Comprehensive portfolio of data science projects demonstrating expertise in machine learning, deep learning, and predictive analytics.
This project aimed to forecast asset prices 30 minutes into the future using historical market data through Long Short-Term Memory (LSTM) recurrent neural networks. Multivariate Vector Output and Encoder-Decoder LSTM architectures were explored, with the Encoder-Decoder model ultimately selected for its superior performance. The modeling pipeline included data preprocessing, normalization, sequence generation for time-series input, model construction, training, and evaluation. The final model demonstrated strong capability in capturing short-term temporal dependencies and produced reliable forecasts. This work contributes to real-time financial modeling and offers valuable insights for algorithmic trading and investment decision-making.
Built a machine learning model to classify restaurants as having good or bad ratings using features such as cuisine type, cost, location, and user feedback. The process included exploratory data analysis, data preprocessing, feature engineering, model building, and performance evaluation. Multiple algorithms were tested, and the most effective was selected based on accuracy and reliability. The project offered insights into factors influencing restaurant ratings and customer satisfaction.
Created a deep convolutional neural network model for classifying images of cats and dogs using transfer learning with a pre-trained MobileNetV2 backbone. Applied preprocessing techniques and fine-tuned the model to enhance generalization on unseen data. The project demonstrated strong model performance and offers valuable insights for future image recognition and computer vision applications.
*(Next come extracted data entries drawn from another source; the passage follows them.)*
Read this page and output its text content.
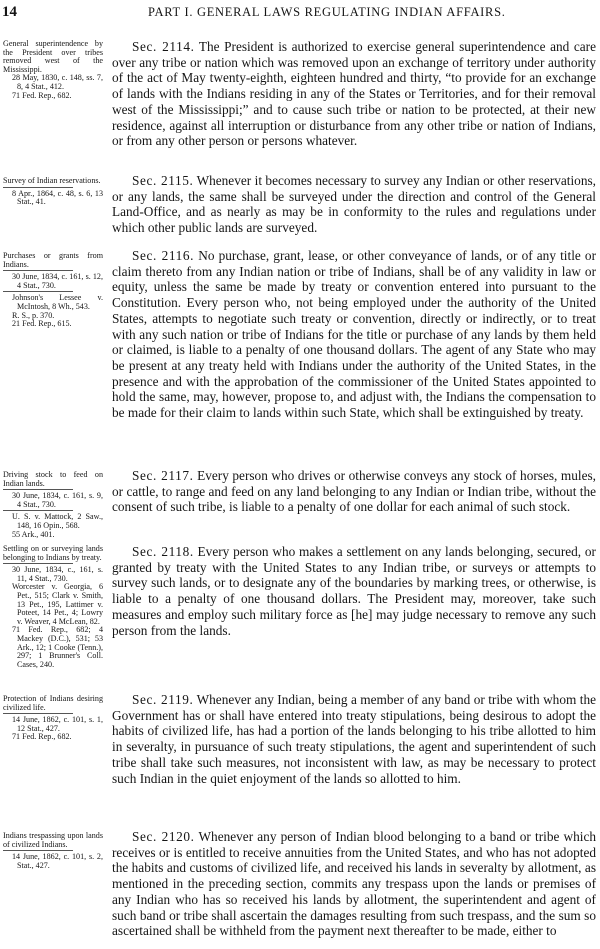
14	PART I. GENERAL LAWS REGULATING INDIAN AFFAIRS.
General superintendence by the President over tribes removed west of the Mississippi.
28 May, 1830, c. 148, ss. 7, 8, 4 Stat., 412.
71 Fed. Rep., 682.
Survey of Indian reservations.
8 Apr., 1864, c. 48, s. 6, 13 Stat., 41.
Purchases or grants from Indians.
30 June, 1834, c. 161, s. 12, 4 Stat., 730.
Johnson's Lessee v. McIntosh, 8 Wh., 543.
R. S., p. 370.
21 Fed. Rep., 615.
Driving stock to feed on Indian lands.
30 June, 1834, c. 161, s. 9, 4 Stat., 730.
U. S. v. Mattock, 2 Saw., 148, 16 Opin., 568.
55 Ark., 401.
Settling on or surveying lands belonging to Indians by treaty.
30 June, 1834, c., 161, s. 11, 4 Stat., 730.
Worcester v. Georgia, 6 Pet., 515; Clark v. Smith, 13 Pet., 195, Lattimer v. Poteet, 14 Pet., 4; Lowry v. Weaver, 4 McLean, 82.
71 Fed. Rep., 682; 4 Mackey (D.C.), 531; 53 Ark., 12; 1 Cooke (Tenn.), 297; 1 Brunner's Coll. Cases, 240.
Protection of Indians desiring civilized life.
14 June, 1862, c. 101, s. 1, 12 Stat., 427.
71 Fed. Rep., 682.
Indians trespassing upon lands of civilized Indians.
14 June, 1862, c. 101, s. 2, Stat., 427.
Sec. 2114. The President is authorized to exercise general superintendence and care over any tribe or nation which was removed upon an exchange of territory under authority of the act of May twenty-eighth, eighteen hundred and thirty, “to provide for an exchange of lands with the Indians residing in any of the States or Territories, and for their removal west of the Mississippi;” and to cause such tribe or nation to be protected, at their new residence, against all interruption or disturbance from any other tribe or nation of Indians, or from any other person or persons whatever.
Sec. 2115. Whenever it becomes necessary to survey any Indian or other reservations, or any lands, the same shall be surveyed under the direction and control of the General Land-Office, and as nearly as may be in conformity to the rules and regulations under which other public lands are surveyed.
Sec. 2116. No purchase, grant, lease, or other conveyance of lands, or of any title or claim thereto from any Indian nation or tribe of Indians, shall be of any validity in law or equity, unless the same be made by treaty or convention entered into pursuant to the Constitution. Every person who, not being employed under the authority of the United States, attempts to negotiate such treaty or convention, directly or indirectly, or to treat with any such nation or tribe of Indians for the title or purchase of any lands by them held or claimed, is liable to a penalty of one thousand dollars. The agent of any State who may be present at any treaty held with Indians under the authority of the United States, in the presence and with the approbation of the commissioner of the United States appointed to hold the same, may, however, propose to, and adjust with, the Indians the compensation to be made for their claim to lands within such State, which shall be extinguished by treaty.
Sec. 2117. Every person who drives or otherwise conveys any stock of horses, mules, or cattle, to range and feed on any land belonging to any Indian or Indian tribe, without the consent of such tribe, is liable to a penalty of one dollar for each animal of such stock.
Sec. 2118. Every person who makes a settlement on any lands belonging, secured, or granted by treaty with the United States to any Indian tribe, or surveys or attempts to survey such lands, or to designate any of the boundaries by marking trees, or otherwise, is liable to a penalty of one thousand dollars. The President may, moreover, take such measures and employ such military force as [he] may judge necessary to remove any such person from the lands.
Sec. 2119. Whenever any Indian, being a member of any band or tribe with whom the Government has or shall have entered into treaty stipulations, being desirous to adopt the habits of civilized life, has had a portion of the lands belonging to his tribe allotted to him in severalty, in pursuance of such treaty stipulations, the agent and superintendent of such tribe shall take such measures, not inconsistent with law, as may be necessary to protect such Indian in the quiet enjoyment of the lands so allotted to him.
Sec. 2120. Whenever any person of Indian blood belonging to a band or tribe which receives or is entitled to receive annuities from the United States, and who has not adopted the habits and customs of civilized life, and received his lands in severalty by allotment, as mentioned in the preceding section, commits any trespass upon the lands or premises of any Indian who has so received his lands by allotment, the superintendent and agent of such band or tribe shall ascertain the damages resulting from such trespass, and the sum so ascertained shall be withheld from the payment next thereafter to be made, either to
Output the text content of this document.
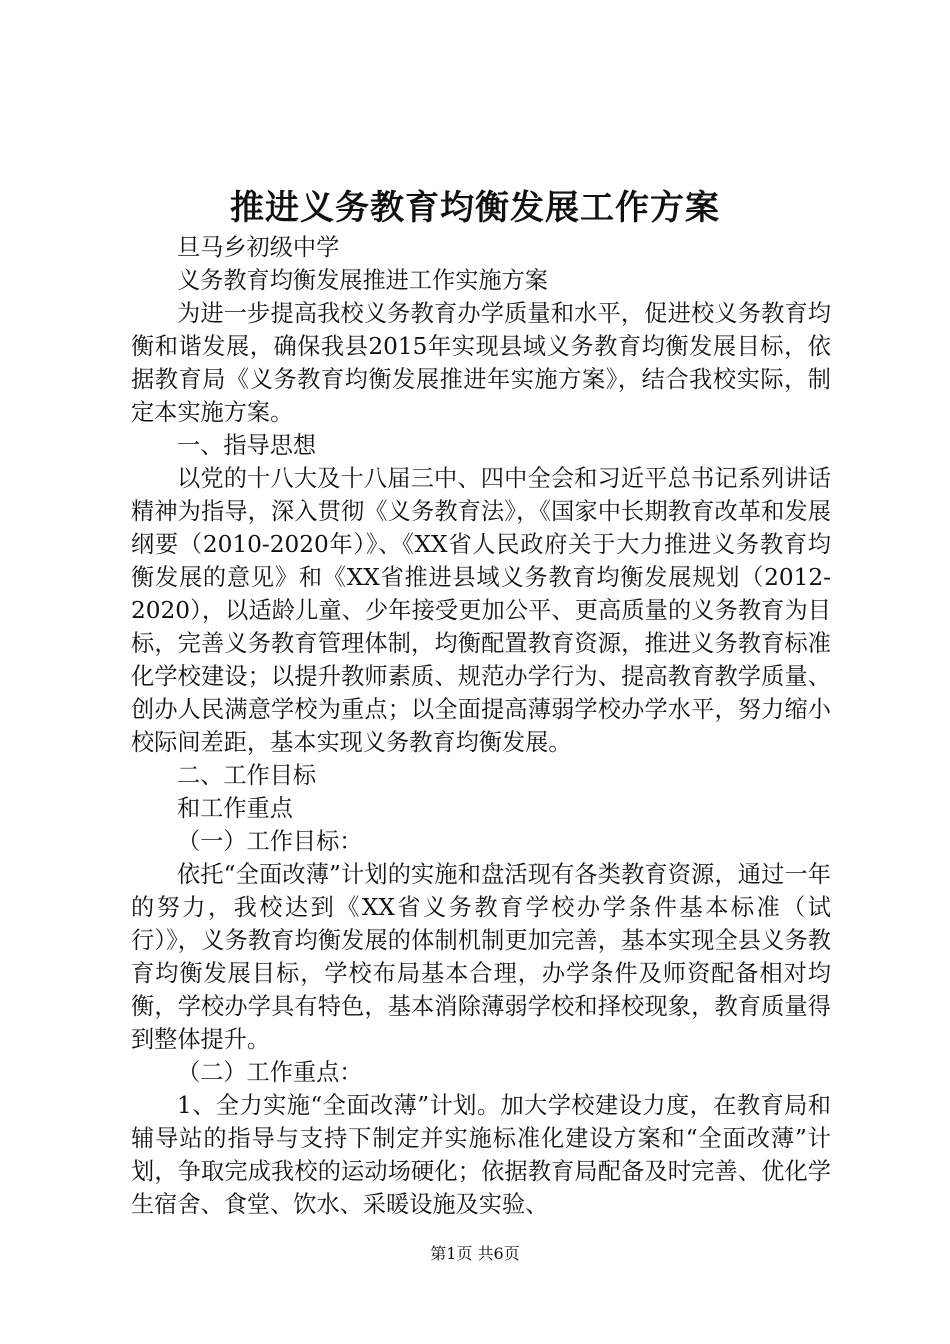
推进义务教育均衡发展工作方案

旦马乡初级中学

义务教育均衡发展推进工作实施方案

为进一步提高我校义务教育办学质量和水平，促进校义务教育均衡和谐发展，确保我县2015年实现县域义务教育均衡发展目标，依据教育局《义务教育均衡发展推进年实施方案》，结合我校实际，制定本实施方案。

一、指导思想

以党的十八大及十八届三中、四中全会和习近平总书记系列讲话精神为指导，深入贯彻《义务教育法》，《国家中长期教育改革和发展纲要（2010-2020年）》、《XX省人民政府关于大力推进义务教育均衡发展的意见》和《XX省推进县域义务教育均衡发展规划（2012-2020），以适龄儿童、少年接受更加公平、更高质量的义务教育为目标，完善义务教育管理体制，均衡配置教育资源，推进义务教育标准化学校建设；以提升教师素质、规范办学行为、提高教育教学质量、创办人民满意学校为重点；以全面提高薄弱学校办学水平，努力缩小校际间差距，基本实现义务教育均衡发展。

二、工作目标

和工作重点

（一）工作目标：

依托“全面改薄”计划的实施和盘活现有各类教育资源，通过一年的努力，我校达到《XX省义务教育学校办学条件基本标准（试行）》，义务教育均衡发展的体制机制更加完善，基本实现全县义务教育均衡发展目标，学校布局基本合理，办学条件及师资配备相对均衡，学校办学具有特色，基本消除薄弱学校和择校现象，教育质量得到整体提升。

（二）工作重点：

1、全力实施“全面改薄”计划。加大学校建设力度，在教育局和辅导站的指导与支持下制定并实施标准化建设方案和“全面改薄”计划，争取完成我校的运动场硬化；依据教育局配备及时完善、优化学生宿舍、食堂、饮水、采暖设施及实验、

第1页 共6页
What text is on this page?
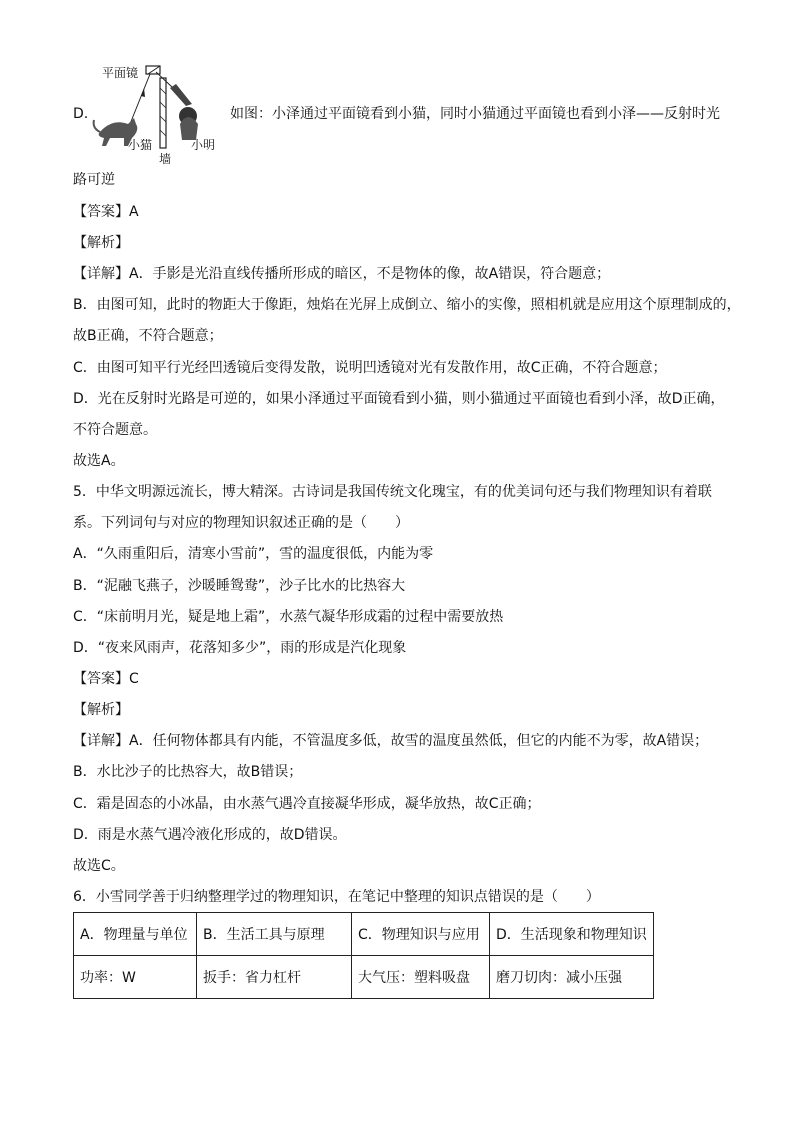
D.
平面镜
小猫
墙
小明
如图：小泽通过平面镜看到小猫，同时小猫通过平面镜也看到小泽——反射时光
路可逆
【答案】A
【解析】
【详解】A．手影是光沿直线传播所形成的暗区，不是物体的像，故A错误，符合题意；
B．由图可知，此时的物距大于像距，烛焰在光屏上成倒立、缩小的实像，照相机就是应用这个原理制成的，
故B正确，不符合题意；
C．由图可知平行光经凹透镜后变得发散，说明凹透镜对光有发散作用，故C正确，不符合题意；
D．光在反射时光路是可逆的，如果小泽通过平面镜看到小猫，则小猫通过平面镜也看到小泽，故D正确，
不符合题意。
故选A。
5．中华文明源远流长，博大精深。古诗词是我国传统文化瑰宝，有的优美词句还与我们物理知识有着联
系。下列词句与对应的物理知识叙述正确的是（　　）
A．“久雨重阳后，清寒小雪前”，雪的温度很低，内能为零
B．“泥融飞燕子，沙暖睡鸳鸯”，沙子比水的比热容大
C．“床前明月光，疑是地上霜”，水蒸气凝华形成霜的过程中需要放热
D．“夜来风雨声，花落知多少”，雨的形成是汽化现象
【答案】C
【解析】
【详解】A．任何物体都具有内能，不管温度多低，故雪的温度虽然低，但它的内能不为零，故A错误；
B．水比沙子的比热容大，故B错误；
C．霜是固态的小冰晶，由水蒸气遇冷直接凝华形成，凝华放热，故C正确；
D．雨是水蒸气遇冷液化形成的，故D错误。
故选C。
6．小雪同学善于归纳整理学过的物理知识，在笔记中整理的知识点错误的是（　　）
A．物理量与单位	B．生活工具与原理	C．物理知识与应用	D．生活现象和物理知识
功率：W	扳手：省力杠杆	大气压：塑料吸盘	磨刀切肉：减小压强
Conducted an exploratory analysis of about 10,000 movies from The Movie Database (TMDb), covering a period from 1960 to 2015. The project involved data wrangling, cleaning, and exploration to uncover trends in revenue, runtime, genres, and voting behavior. Visualizations and descriptive statistics were used to answer targeted questions, offering insights into factors that may contribute to a film’s success. The analysis highlights key characteristics shared by high-performing movies and provides a data-driven look into the evolution of the film industry.
Performed an exploratory analysis on a dataset containing over 183,000 individual rides from a San Francisco Bay Area bike-sharing program in February 2019. The analysis included univariate, bivariate, and multivariate techniques to uncover patterns in ride duration, user types, and time-of-day usage. Key relationships between rider demographics, trip timing, and weekday trends were visualized and interpreted to provide insights into usage behaviors and operational efficiency for bike-sharing systems.
Wrangled and analyzed the tweet archive of the popular Twitter account @dog_rates (WeRateDogs) using a structured data pipeline. This included gathering data from multiple sources, assessing quality and structure, cleaning for consistency, merging datasets, storing in a tidy format, and performing exploratory analysis and visualizations. The analysis focused on identifying the most common dog breeds featured, as well as those associated with the highest average retweets and likes. Visualizations revealed engagement trends across breeds, offering insights into audience preferences and viral patterns on social media.